Al menos Mario no cayó en manos del SIM. Su hermano, que había ido a llevarle un almuerzo, brindó su auto a las autoridades policiales para ayudar a conducir al detenido al Castillo del Príncipe; así garantizaba que Hidalgo Gato llegara con vida al Vivac. Llegó en la noche a las galeras. Allí también la suerte lo acompañó. Alguien de las autoridades del penal lo estaba ayudando. A los pocos días lo citan para acudir a los tribunales y la orden fue que no se presentara. Tenía que decir que estaba enfermo.

«Volvieron a citarme y dijeron que seguía enfermo. Entonces pasan el caso para Santiago de Cuba, porque aunque los precedentes ocurrieron en La Habana, los hechos fueron en Santiago. Santiago se desentendió».

Mario recuerda que el día 16 de agosto, aniversario de la muerte de Eduardo Chibás, lo ponen en libertad provisional sujeto a juicio. Al parecer estaba libre, pero el peligro acechaba. Buscó lugares seguros y así estuvo dos meses. La policía lo citaba con frecuencia, hasta que en 1955 se dictó la Ley de Amnistía.

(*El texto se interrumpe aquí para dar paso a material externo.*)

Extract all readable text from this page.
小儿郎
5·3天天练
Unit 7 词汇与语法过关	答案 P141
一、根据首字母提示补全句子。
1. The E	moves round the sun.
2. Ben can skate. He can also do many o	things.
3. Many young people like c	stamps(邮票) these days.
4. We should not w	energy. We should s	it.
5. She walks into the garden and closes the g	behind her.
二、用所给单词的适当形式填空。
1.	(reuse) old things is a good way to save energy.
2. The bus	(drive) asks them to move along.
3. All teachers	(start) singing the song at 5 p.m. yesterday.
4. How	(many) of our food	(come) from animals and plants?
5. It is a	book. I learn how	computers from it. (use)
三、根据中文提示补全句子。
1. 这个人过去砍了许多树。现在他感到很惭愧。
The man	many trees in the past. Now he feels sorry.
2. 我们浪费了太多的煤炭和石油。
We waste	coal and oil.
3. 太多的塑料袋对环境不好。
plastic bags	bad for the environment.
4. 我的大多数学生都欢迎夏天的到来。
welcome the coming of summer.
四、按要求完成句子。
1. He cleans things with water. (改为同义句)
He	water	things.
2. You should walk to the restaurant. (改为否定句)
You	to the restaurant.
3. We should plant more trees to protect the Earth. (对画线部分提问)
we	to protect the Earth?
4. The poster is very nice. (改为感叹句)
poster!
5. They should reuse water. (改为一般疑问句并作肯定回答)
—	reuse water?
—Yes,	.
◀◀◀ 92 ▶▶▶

—¿Cuándo restablece contacto con los compañeros del Movimiento?

—Cuando fui puesto en libertad.

—¿Después de la amnistía se reunió con Fidel?

—Sí, y me dijo: «Tu posición no merece ninguna crítica; ha sido correcta y algún día cuando triunfe la Revolución eso quedará aclarado, porque ahora debe permanecer en silencio y esperar que llegue el momento». Y el momento llegó.

—¿Se ha arrepentido de haber prestado su finca para los entrenamientos militares?

—Jamás me he arrepentido, pero lo que sentí mucho fue no haber participado en la acción. Siempre tuve claro que el compromiso y el honor están por encima de los riesgos que uno pueda correr.